Info-Tech Research Group highlights nine data and analytics trends for 2023

Info-Tech Research Group highlights nine data and analytics trends for 2023

Global IT research and advisory business Info-Tech Research Group has published its Data and Analytics Trends 2023 report to assist tech leaders, and their enterprises in staying abreast of the most recent trends. The report discusses various topics, such as identity authenticity, data marketplaces and monetization, and artificial intelligence and machine learning.

Organizations increasingly rely on data and analytics to drive decision-making and achieve a competitive advantage in today’s data-driven environment. Nonetheless, keeping up with significant advancements and new technology in this quickly developing industry can be difficult. By keeping up with these trends, technology leaders and organizations may better utilize their data assets to foster growth and innovation in the coming months.
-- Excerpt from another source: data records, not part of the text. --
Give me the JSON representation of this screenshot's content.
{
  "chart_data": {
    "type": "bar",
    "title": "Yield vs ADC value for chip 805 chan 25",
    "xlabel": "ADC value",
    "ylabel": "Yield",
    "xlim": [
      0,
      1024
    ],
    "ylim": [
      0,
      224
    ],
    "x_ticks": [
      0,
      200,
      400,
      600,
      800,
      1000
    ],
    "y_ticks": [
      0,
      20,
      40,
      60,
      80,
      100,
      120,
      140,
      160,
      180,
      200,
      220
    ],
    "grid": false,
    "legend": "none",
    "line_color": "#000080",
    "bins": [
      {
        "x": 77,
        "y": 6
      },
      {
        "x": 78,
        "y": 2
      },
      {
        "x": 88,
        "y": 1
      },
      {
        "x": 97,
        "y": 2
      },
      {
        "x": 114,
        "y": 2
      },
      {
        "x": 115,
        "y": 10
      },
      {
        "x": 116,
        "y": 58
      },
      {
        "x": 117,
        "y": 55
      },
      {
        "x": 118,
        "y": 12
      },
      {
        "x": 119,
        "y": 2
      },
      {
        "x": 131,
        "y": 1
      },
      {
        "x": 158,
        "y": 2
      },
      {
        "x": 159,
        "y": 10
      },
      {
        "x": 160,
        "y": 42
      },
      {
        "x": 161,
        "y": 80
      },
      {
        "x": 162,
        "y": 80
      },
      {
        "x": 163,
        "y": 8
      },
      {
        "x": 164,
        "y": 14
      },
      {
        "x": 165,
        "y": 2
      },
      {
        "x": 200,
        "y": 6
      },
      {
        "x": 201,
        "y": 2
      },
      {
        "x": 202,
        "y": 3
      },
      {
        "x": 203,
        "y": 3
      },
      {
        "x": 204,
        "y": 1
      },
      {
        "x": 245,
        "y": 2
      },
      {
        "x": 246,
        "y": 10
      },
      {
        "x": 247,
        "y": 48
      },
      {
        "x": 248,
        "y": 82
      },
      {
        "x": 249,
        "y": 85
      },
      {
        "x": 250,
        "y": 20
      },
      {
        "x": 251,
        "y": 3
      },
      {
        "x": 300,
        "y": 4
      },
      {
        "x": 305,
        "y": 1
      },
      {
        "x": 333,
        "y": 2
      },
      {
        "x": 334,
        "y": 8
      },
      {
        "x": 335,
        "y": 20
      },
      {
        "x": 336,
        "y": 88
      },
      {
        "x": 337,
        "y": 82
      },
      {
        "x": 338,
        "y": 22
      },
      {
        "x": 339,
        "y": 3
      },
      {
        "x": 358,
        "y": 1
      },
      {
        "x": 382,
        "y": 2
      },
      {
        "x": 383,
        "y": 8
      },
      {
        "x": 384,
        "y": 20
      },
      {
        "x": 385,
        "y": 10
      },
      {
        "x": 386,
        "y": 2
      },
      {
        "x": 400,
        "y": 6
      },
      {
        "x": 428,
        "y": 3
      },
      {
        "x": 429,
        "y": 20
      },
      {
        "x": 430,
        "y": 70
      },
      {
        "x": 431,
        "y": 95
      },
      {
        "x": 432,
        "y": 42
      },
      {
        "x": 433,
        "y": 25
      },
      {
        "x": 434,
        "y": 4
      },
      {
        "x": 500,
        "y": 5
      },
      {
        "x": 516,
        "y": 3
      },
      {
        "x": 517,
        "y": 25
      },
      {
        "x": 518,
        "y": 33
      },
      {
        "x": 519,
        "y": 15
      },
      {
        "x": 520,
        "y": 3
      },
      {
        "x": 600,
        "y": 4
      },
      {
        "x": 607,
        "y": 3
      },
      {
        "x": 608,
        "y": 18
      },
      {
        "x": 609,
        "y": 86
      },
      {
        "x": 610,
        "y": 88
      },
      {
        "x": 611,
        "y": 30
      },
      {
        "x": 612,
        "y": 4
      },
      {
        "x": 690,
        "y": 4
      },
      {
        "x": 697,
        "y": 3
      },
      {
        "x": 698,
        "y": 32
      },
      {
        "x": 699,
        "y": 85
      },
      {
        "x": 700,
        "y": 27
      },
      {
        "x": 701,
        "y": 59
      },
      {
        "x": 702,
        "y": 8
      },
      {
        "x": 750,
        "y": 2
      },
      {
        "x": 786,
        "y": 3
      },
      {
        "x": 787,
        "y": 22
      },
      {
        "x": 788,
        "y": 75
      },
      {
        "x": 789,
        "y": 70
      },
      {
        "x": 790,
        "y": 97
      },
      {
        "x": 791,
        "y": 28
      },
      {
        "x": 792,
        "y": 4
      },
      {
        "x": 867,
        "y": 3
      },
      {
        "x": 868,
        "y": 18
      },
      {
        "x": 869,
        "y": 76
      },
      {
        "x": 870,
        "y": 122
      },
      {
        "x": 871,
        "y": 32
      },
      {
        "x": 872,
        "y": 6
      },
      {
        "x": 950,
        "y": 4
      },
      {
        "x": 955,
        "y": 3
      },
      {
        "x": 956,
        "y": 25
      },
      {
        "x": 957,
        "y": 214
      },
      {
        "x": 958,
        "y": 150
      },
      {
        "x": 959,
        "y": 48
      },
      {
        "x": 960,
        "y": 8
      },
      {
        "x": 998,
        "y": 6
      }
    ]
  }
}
  • Data Gravity: Data gravity is the propensity for data to draw other data, services, and applications. It will play a more prominent role in data strategy as failure could lead to expensive cloud repatriations. More and more cloud migration choices will be predicated on data gravity.
  • Democratizing Real-Time Data: Real-time data democratization refers to making data broadly accessible to all stakeholders without obstacles or bottlenecks. Achieving data democratization success requires widespread real-time analytics.
  • Augmented Data Management: Data management capabilities will be improved or automated via augmented data management, which uses modern technology like AI. Although many experts agree that more effort and sophisticated patterns are required to address many complicated data problems, it is possible to use the current tools and approaches for data management.
  • Identity Authenticity: Identity authenticity is closely related to the idea of veracity. A higher level of validity is needed as the value of the data rises. For instance, opening a bank account requires more documentation than adding friends on an online social network. As a result, they trust bank data more than they do social media data.
  • Data Monetization: Data monetization converts data into monetary worth and necessitates establishing an organization-wide value-generation plan. This does not, however, entail selling data exclusively. Financial value is created by employing data to enhance and upgrade new and existing products and services.
  • Adaptive Data Governance: Adaptive data governance is a flexible strategy that enables an organization to use various data governance methodologies in response to shifting business circumstances. Moving away from manual and frequently slow data governance and towards aggressive automation is the other component of adaptive data governance.
  • AI-Driven Storytelling and Augmented Analytics: Artificial intelligence and natural language processing will drive future data visualization and storytelling. Instead of expecting people to perform self-service analysis using dashboards and charts, these tools and processes are rapidly developing. They are now created in a streamlined manner to assist people in understanding what their data means and how to act on it.
  • Data Marketplace: The data marketplace is a dynamic market where consumers choose the items with the most value. Based on consumption, businesses may determine the most popular data and decide where to spend. Users can purchase data goods from the market and combine them with others they’ve made to start extremely potent data-driven ventures.
  • DevOps > DataOps > XOps: The term “DevOps” originated in the field of software development as a way to combine development (Dev) with IT operations (Ops). Since then, other words for operations have emerged, including AIOps, SalesOps, SecOps, and others. All of these approaches are based on the principles of lean manufacturing, which aim to find waste by emphasizing the reduction of errors, cycle time, collaboration, and measurement.

“As we enter a new era of data and analytics, a data-driven culture and embracing emerging technologies are essential for organizations to remain competitive in the digital age,” says Chris Dyck, advisory lead for the Data, Analytics, and Enterprise Architecture practice at Info-Tech Research Group.

“The changing landscape can be overwhelming, but technology leaders that leverage these trends will be able to identify opportunities to optimize their data strategies, unlock the full potential of organization’s data assets, and drive better business outcomes.”